Ledegem becomes


“What’s that smell coming from the canal?” asked the residents of Sint-Pietersstraat 73 to 81 in Ledegem a few years ago. “That's the waste water from house numbers 124 to 150,” was the answer. “So when will this be resolved?” they asked, naturally. “Sewerage will be installed in 2035.”

This is Belgium, a civilised country but still with a lot of work to do. And this problem is not limited to Ledegem – not by a long chalk. In many rural areas in Flanders, there is still no sewage system. Some 400,000 homes are not connected. Their waste water currently ends up untreated in the surface water, which has a negative impact on water quality. This is making it difficult to achieve the goal of the Water Framework Directive, which stipulates that all water in Europe must be clean and healthy by 2027 at the latest. However, this is probably not new information for you. With the “Ledegem becomes Leaudegem” project, we wish to demonstrate scalable, sustainable and modular small-scale water treatment plants (abbreviated to KWZI in Flemish), an innovative concept. This project has been accelerated with the support of the Flemish Land Agency (Vlaamse Landmaatschappij, VLM) and Blue Deal (under Water-Land-Schap 2.0).

Wouter Igodt

Founder of HelloWater

The added value of Leaudegem


Not 2035, not tomorrow, but now

The residential cluster at Ledegem was supposed to wait until 2035 before the construction of the sewage system began. The average turnaround time for sewerage projects is currently 7.7 years.

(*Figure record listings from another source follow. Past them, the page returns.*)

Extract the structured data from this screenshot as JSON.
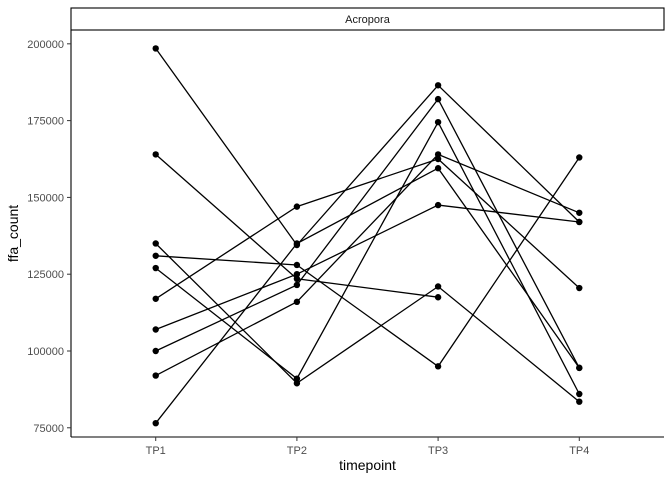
{
  "chart_data": {
    "type": "line",
    "facet_label": "Acropora",
    "xlabel": "timepoint",
    "ylabel": "ffa_count",
    "categories": [
      "TP1",
      "TP2",
      "TP3",
      "TP4"
    ],
    "ylim": [
      72000,
      204500
    ],
    "yticks": [
      75000,
      100000,
      125000,
      150000,
      175000,
      200000
    ],
    "ytick_labels": [
      "75000",
      "100000",
      "125000",
      "150000",
      "175000",
      "200000"
    ],
    "grid": false,
    "legend": "none",
    "series": [
      {
        "values": [
          198500,
          134500,
          186500,
          142000
        ]
      },
      {
        "values": [
          164000,
          123500,
          117500,
          null
        ]
      },
      {
        "values": [
          135000,
          89500,
          121000,
          83500
        ]
      },
      {
        "values": [
          131000,
          128000,
          95000,
          163000
        ]
      },
      {
        "values": [
          127000,
          91000,
          174500,
          86000
        ]
      },
      {
        "values": [
          117000,
          147000,
          162500,
          120500
        ]
      },
      {
        "values": [
          107000,
          125000,
          147500,
          142000
        ]
      },
      {
        "values": [
          100000,
          121500,
          182000,
          94500
        ]
      },
      {
        "values": [
          92000,
          116000,
          164000,
          145000
        ]
      },
      {
        "values": [
          76500,
          135000,
          159500,
          94500
        ]
      }
    ]
  },
  "colors": {
    "line": "#000000",
    "point": "#000000",
    "axis": "#000000",
    "strip_fill": "#ffffff",
    "strip_border": "#000000"
  }
}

The turnaround time of the pilot project for the small-scale water treatment plant in Ledegem was 1 year. The installation took 45 days, and was completed in June 2022. HelloWater aims to be a partner from ‘design to management’ for similar decentralised concepts in residential clusters in Flanders.


A nature-based principle is applied to the water treatment. The treatment itself ensures that pure water is returned to nature, which improves biodiversity in the watercourses. The plant purification consists of flowering plants, which in turn attract insects. This also benefits the insect population. 


Putting the stress on water stress

The innovative, decentralised water treatment system keeps the water on site. This has a positive effect on water stress and helps to prevent the ground from drying out. For years, scientists have been arguing in favour of a low ‘water kilometre’ as a tool for better arming Flanders against drought. This means more buffering, greater infiltration and less direct discharge into major watercourses, which quickly funnel the water out into the North Sea. Local water purification can have a significant impact here.

Ecological footprint

Concrete is a very strong material that has already proven its worth countless times. However, the disadvantage is that Portland cement (CEM I) has a high ecological footprint due to the high CO2 emissions. In fact, concrete production is responsible for around 8% of global CO2 emissions. This needs to be addressed. Although Aquafin is making efforts to work with more sustainable concrete for the sewers, alternative water treatment can also significantly reduce the environmental impact.


A collaboration between the Municipality of Ledegem and HelloWater for a drastically different approach!

HelloWater is passionate about innovating in the water sector and making it more sustainable. It's no surprise, then, that the team soon clicked with those who wanted to push the project forward within the Municipality of Ledegem. What started with outlining a problem quickly changed to possibilities and opportunities. All the same, local authorities are still afraid to implement new technologies. They tend to fall back on the easy solution, even though it is not adequate for the task. If we build sewage systems at the current pace, we will achieve the European targets by 2045 – 18 years after the deadline! Innovation is also needed in the areas of legislation and subsidies. The municipalities can count on financial support from the government for sewage systems, but not for alternative water treatment systems such as in Leaudegem. In addition, nutrients such as nitrogen and phosphorus are eating away at aquatic life, but there are still no relevant standards that apply to small-scale water treatment solutions. Things need to change drastically! Ledegem was open to an innovative approach and this resulted in the Leaudegem test site, where local waste water underwent an additional polishing step to remove phosphorus. We looked beyond the current standards and requirements, because we can and must do better!